The Laser Interferometer Space Antenna (LISA) is a planned space-based gravitational wave detector whose purpose is to observe the gravitational spectrum between 0.1 mHz - 1 Hz. The detector is formed by three spacecraft, each separated by 2.5 million km in a heliocentric orbit trailing behind the Earth. Each spacecraft is equipped with two telescopes that expand outgoing laser beams and compress a small fraction of large incoming beams from the other two spacecraft. These laser relays form the basis of the interferometry that will measure fluctuations in the distance between free-flying test masses aboard each spacecraft with a sensitivity goal of 10 pm/√Hz. Dimensional changes in the telescopes will contribute directly to the optical path of the interferometers, leading to a 1 pm/√Hz stability requirement for each telescope.

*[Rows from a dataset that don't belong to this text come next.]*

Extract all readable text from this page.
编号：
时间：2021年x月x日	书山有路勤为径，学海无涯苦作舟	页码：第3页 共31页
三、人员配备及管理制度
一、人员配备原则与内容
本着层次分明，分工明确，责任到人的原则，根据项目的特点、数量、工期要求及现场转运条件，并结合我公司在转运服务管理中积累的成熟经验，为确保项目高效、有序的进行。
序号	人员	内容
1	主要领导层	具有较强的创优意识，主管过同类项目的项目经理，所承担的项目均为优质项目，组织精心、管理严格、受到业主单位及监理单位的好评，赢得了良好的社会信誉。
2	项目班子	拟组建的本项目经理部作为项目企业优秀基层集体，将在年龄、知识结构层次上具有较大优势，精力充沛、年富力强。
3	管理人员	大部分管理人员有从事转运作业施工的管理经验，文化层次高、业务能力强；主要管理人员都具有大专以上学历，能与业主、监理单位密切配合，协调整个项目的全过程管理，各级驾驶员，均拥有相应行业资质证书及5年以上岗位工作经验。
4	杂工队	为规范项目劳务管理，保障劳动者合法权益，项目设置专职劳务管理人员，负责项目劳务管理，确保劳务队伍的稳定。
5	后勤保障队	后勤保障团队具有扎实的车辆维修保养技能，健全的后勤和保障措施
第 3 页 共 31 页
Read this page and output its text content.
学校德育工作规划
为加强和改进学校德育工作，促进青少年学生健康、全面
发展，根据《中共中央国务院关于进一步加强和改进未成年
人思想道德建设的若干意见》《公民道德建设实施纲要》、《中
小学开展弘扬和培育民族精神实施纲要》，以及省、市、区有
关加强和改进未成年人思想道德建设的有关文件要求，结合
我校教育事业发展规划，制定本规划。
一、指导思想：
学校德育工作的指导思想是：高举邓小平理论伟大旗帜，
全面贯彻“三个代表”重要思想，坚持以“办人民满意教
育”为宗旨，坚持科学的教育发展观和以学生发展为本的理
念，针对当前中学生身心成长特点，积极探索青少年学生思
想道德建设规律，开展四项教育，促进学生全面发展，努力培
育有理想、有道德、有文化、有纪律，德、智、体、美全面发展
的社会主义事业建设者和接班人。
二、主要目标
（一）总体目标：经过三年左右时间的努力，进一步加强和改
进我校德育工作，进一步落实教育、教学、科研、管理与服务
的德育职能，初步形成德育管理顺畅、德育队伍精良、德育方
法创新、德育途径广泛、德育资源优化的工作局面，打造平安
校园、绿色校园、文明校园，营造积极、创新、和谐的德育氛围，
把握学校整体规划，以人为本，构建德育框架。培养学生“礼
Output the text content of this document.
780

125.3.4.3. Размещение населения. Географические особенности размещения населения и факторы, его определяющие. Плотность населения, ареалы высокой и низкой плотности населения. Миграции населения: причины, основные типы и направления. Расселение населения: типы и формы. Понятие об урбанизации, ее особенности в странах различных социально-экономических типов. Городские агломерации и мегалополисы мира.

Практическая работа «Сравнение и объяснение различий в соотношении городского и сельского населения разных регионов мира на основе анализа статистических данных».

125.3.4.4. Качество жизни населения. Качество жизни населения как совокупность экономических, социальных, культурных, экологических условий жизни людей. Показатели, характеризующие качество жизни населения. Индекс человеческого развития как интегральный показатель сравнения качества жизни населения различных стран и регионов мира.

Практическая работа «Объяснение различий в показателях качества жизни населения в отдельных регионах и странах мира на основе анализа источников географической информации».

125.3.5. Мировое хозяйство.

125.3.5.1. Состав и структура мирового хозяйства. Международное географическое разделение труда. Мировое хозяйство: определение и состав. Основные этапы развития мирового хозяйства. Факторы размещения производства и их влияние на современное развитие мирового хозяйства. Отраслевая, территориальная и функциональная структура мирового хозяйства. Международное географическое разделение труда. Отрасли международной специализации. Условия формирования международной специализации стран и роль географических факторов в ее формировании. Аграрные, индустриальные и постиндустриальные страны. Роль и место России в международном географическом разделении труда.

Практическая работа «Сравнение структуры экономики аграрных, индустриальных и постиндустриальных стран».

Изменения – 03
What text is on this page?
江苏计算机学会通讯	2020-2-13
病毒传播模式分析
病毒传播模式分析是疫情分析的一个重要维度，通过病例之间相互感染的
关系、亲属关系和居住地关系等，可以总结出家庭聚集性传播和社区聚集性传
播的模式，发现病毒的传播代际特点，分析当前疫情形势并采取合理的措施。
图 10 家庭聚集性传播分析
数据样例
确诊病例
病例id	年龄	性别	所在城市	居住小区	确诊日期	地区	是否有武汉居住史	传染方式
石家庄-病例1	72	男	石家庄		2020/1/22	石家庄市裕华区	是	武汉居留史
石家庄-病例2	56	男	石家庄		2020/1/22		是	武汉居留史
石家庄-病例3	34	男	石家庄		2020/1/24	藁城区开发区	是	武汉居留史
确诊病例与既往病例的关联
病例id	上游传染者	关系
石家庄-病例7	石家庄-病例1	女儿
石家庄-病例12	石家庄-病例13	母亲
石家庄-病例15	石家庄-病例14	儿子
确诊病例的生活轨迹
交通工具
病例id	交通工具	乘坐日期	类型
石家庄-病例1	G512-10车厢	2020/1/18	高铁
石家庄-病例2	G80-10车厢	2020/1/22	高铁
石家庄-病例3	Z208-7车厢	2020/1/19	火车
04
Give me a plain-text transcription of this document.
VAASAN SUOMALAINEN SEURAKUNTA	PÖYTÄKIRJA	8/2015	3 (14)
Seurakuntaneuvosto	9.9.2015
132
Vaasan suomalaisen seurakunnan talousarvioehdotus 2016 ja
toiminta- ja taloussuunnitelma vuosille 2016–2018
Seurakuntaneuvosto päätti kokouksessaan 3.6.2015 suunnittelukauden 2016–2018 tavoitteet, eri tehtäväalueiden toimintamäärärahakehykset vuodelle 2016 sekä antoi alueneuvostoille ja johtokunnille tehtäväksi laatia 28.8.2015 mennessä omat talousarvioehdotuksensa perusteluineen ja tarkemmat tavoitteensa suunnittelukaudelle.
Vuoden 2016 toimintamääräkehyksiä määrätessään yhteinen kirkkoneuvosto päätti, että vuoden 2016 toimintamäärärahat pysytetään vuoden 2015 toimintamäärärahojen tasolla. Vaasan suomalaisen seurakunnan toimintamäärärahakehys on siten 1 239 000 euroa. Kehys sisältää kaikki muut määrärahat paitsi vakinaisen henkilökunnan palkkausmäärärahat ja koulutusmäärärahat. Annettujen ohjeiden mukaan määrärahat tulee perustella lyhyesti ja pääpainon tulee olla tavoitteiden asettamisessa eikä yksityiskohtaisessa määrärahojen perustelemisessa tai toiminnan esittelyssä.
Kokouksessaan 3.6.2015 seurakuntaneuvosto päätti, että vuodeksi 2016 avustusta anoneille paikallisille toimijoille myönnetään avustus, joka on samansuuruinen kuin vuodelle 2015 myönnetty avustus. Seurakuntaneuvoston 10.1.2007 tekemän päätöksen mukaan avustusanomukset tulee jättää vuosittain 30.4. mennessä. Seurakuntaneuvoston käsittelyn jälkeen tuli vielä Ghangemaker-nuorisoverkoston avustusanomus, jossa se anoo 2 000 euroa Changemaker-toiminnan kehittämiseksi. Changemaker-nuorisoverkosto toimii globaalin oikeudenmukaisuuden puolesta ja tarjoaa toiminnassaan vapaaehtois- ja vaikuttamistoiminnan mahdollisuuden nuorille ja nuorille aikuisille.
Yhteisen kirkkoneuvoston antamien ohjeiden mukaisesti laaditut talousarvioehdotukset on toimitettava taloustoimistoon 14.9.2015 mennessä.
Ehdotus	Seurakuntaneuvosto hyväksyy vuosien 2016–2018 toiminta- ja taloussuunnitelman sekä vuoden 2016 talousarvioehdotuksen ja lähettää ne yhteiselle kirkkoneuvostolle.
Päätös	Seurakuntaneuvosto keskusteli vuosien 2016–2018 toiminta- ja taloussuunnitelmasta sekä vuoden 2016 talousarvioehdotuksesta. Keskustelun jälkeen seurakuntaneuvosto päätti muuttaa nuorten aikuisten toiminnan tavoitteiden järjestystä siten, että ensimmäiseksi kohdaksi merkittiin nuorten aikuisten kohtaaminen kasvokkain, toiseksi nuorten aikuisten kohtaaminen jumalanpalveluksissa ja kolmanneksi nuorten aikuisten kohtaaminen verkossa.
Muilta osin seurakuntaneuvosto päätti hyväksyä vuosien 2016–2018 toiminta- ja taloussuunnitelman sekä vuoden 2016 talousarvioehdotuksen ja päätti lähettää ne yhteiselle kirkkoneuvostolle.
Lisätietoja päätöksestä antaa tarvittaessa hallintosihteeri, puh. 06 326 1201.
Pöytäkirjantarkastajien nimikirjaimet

The optical truss interferometer (OTI) is a contingent subsystem proposed for the LISA telescopes to aid in the verification of a 1 pm/√Hz optical path length stability. By mounting compact fiber-coupled units to the telescope structure to form Fabry-Perot cavities whose baselines are proportional to the telescope length, the dimensional stability of each cavity can be monitored with heterodyne readout methods. We have designed and developed prototype OTI units to demonstrate the capability of measuring stable structures, such as the LISA telescope, with a 1 pm/√Hz sensitivity using a set of freely mountable fiber-injected cavities. This dissertation will detail the design, development, and proof-of-concept for the optical truss interferometer as a powerful ``plug and play'' solution for the LISA telescope and ground testing of prototype stable structures.